When I rounded the corner to Berkhoff Street, the scene was chaotic, like the trappings of a major crime. I pulled curbside and rolled to a stop behind a news truck. After I turned off Bertha, my 2000 Saab gray convertible, she rattled in protest for a few moments before going quiet. As I got out, local news anchor Sheridan Meriwether hustled from the front of the news truck and shoved a microphone in my face before I could shut the car door.
“Back off, Sheridan. You’ll know when we know,” I told her.
“True, it’s a suicide?” Sheridan persisted.
“If you know that, then why the attack? You know we don’t give out information in suicides.”
“Confirmation. Especially since two other wives have been killed in the past few weeks.”
“Won’t be for a while. Not tonight anyway.”
“Thanks, Muriel.” She nodded toward Bertha. “Time you gave the old gray lady a permanent rest, don’t you think?”
“Hey, she’s dependable.”
She chuckled her way back to the front of the news truck. Sheridan was the only newsperson I would give the time of day. We went back two decades, to rookie days when my mom and dad were killed in a car crash. Sheridan and several other newspeople had
accompanied the police to inform me. She returned the next day, too, after the buzz had faded. A drunk driver sped through a red light and rammed my parents’ car head-on. That was the story the police told the papers. The driver of the other car cooked to a crisp when his car exploded after hitting my parents’ car, then a brick wall. My parents were on their way home from an Earth, Wind & Fire concert at the Tower Theater.
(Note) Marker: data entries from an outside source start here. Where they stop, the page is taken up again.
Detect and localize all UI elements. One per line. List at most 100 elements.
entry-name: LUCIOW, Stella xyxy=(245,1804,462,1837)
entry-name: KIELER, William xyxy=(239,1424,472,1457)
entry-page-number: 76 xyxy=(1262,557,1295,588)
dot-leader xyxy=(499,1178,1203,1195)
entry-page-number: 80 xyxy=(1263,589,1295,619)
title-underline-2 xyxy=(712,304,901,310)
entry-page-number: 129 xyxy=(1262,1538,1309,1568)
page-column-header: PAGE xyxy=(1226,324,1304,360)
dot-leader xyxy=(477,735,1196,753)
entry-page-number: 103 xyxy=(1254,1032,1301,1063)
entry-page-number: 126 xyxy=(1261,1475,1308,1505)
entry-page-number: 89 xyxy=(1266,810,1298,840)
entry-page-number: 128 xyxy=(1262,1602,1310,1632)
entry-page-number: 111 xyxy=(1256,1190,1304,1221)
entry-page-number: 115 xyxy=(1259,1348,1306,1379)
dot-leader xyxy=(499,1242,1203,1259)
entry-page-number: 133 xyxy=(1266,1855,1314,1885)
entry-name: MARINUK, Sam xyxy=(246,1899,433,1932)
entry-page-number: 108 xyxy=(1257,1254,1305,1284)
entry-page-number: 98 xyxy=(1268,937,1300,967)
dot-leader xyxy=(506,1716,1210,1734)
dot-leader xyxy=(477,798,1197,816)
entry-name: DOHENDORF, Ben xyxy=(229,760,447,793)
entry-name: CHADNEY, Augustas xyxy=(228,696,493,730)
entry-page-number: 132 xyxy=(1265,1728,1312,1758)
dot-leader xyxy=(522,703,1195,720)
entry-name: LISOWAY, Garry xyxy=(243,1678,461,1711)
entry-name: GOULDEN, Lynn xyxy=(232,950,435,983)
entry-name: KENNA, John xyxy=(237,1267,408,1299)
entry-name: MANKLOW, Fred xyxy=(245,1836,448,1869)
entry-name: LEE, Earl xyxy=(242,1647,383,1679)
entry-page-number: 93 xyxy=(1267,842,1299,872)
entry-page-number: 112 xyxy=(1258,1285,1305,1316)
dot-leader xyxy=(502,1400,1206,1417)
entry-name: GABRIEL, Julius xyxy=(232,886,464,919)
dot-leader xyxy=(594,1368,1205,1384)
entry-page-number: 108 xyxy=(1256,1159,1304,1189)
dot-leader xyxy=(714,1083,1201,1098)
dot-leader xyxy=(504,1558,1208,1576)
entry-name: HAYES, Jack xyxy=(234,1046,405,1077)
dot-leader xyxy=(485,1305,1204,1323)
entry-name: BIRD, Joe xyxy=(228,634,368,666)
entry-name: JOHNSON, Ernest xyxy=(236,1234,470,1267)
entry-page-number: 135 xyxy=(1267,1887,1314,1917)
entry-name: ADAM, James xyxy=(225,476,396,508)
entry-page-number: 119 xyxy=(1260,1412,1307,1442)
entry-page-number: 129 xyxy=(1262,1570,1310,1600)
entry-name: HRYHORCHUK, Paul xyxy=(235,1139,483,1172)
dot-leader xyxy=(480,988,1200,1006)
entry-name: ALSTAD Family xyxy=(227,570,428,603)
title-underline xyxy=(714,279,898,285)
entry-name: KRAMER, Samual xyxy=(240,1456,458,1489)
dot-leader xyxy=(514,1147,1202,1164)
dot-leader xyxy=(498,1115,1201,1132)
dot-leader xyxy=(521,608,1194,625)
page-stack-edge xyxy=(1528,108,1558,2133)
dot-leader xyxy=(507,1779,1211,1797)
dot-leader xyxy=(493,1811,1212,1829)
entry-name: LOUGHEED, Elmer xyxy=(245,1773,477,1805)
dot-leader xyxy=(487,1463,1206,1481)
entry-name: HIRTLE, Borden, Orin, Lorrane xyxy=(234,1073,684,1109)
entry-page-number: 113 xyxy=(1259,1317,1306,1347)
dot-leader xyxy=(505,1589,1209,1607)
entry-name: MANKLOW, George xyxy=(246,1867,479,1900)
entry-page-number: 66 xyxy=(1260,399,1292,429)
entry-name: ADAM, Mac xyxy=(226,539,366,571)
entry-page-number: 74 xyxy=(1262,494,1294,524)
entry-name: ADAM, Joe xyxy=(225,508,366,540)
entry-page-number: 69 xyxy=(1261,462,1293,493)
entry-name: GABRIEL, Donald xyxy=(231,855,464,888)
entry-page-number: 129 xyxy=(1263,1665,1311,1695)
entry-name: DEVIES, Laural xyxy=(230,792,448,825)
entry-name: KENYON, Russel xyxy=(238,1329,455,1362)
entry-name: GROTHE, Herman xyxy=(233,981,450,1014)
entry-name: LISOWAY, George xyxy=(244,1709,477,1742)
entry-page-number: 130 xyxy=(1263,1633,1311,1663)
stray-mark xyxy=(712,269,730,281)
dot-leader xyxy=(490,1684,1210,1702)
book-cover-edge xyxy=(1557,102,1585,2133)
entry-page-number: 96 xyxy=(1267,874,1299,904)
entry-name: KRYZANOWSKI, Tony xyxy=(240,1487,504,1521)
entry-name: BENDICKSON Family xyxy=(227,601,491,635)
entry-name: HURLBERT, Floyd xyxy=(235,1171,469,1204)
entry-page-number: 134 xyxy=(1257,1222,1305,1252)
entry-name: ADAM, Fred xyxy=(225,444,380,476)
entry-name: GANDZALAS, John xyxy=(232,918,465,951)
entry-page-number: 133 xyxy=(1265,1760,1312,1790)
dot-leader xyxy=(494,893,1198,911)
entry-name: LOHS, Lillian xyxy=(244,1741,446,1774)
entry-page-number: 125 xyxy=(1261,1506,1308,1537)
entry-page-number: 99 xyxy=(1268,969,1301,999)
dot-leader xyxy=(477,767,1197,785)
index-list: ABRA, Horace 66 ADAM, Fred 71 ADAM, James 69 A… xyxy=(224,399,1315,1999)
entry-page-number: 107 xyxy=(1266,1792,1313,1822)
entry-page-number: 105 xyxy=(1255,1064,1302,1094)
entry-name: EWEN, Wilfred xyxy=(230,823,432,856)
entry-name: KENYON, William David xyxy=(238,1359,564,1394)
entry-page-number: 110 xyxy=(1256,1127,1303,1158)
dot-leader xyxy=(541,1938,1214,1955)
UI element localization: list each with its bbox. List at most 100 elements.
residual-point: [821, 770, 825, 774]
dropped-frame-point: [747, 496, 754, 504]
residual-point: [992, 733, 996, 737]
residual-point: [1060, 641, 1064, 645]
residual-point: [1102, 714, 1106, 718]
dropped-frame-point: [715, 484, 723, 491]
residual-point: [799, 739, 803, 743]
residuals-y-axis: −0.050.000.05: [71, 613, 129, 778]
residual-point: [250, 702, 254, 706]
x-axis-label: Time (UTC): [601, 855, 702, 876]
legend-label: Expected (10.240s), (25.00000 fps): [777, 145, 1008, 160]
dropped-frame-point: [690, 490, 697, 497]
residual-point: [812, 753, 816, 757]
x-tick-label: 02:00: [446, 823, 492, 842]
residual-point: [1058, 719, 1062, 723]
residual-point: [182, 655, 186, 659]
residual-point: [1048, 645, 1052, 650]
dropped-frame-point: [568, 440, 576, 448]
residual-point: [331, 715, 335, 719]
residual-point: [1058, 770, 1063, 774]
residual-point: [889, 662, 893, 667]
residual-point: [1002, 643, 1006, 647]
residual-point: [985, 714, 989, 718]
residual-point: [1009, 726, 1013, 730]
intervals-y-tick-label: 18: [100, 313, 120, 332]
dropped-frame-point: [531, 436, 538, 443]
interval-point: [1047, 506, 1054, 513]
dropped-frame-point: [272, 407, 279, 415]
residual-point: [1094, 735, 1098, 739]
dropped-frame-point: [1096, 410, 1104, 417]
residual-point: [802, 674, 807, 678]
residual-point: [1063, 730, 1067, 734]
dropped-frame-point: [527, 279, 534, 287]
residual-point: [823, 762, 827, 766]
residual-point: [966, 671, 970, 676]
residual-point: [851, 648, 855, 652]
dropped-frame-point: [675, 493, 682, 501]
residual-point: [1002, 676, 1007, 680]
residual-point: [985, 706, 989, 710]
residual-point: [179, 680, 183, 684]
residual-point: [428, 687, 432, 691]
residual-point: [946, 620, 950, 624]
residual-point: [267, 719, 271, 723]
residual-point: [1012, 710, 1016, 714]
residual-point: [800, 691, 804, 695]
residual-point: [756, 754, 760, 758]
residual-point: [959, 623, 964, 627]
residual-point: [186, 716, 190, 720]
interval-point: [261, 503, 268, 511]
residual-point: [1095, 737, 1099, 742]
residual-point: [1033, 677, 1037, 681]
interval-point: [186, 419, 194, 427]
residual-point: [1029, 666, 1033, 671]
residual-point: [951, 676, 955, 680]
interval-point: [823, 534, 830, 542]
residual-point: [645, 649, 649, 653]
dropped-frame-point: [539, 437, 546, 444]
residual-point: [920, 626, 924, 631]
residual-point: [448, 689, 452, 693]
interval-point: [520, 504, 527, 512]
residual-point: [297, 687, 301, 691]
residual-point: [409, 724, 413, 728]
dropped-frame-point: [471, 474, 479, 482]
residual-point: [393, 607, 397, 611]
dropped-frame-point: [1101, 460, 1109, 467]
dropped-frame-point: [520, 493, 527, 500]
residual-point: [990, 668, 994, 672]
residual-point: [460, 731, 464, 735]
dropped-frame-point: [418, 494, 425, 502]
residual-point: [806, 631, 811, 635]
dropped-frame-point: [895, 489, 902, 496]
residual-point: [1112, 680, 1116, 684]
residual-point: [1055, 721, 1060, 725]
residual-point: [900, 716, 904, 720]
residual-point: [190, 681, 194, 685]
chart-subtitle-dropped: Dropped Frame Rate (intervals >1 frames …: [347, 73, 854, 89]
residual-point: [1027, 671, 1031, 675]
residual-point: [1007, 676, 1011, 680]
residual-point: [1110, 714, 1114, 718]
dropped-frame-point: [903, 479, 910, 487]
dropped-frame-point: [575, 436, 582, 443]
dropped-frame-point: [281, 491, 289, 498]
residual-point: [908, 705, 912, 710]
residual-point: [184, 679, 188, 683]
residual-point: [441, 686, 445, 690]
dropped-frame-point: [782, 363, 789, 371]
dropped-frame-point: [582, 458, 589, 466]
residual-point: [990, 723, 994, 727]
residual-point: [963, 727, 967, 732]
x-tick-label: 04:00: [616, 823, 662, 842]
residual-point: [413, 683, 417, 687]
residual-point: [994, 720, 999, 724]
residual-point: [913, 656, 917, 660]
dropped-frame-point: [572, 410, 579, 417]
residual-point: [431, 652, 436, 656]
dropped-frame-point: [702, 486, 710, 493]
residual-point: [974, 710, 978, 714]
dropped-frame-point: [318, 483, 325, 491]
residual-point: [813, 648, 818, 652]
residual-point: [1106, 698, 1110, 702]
Sheridan produced a series on drunk drivers in Philadelphia, how their indiscretions affected families and children on both sides of the equation, which led to a national broadcast. Philadelphia police cracked down on drunk drivers and legislation passed with compulsory loss of licenses. Several other cities and states followed suit.
I showed my badge to the young cop guarding the front door and entered the small foyer. In front of me was a white-carpeted staircase. To the left was the living room. Laughton, his expression stonier than I expected, stood next to the detective questioning who I supposed was the husband. He sat on the couch, leaned forward with his elbows resting on his thighs, his head hanging down. Two girls clad in Frozen pajamas huddled next to him on the couch, one on either side.
The detective glanced at me, then back at the man. “Where were you?”
“I just got here, man,” the man said. “Went upstairs and found her on the floor.”
“And the kids?”
“My daughter spent the night with me. She had a sleepover at my house. This is Jeanne, lives a few blocks over. She got homesick and wouldn’t stop crying, so I was bringing them back here. Marcy and I separated, but we’re trying to work things out.” He choked up, unable to speak anymore.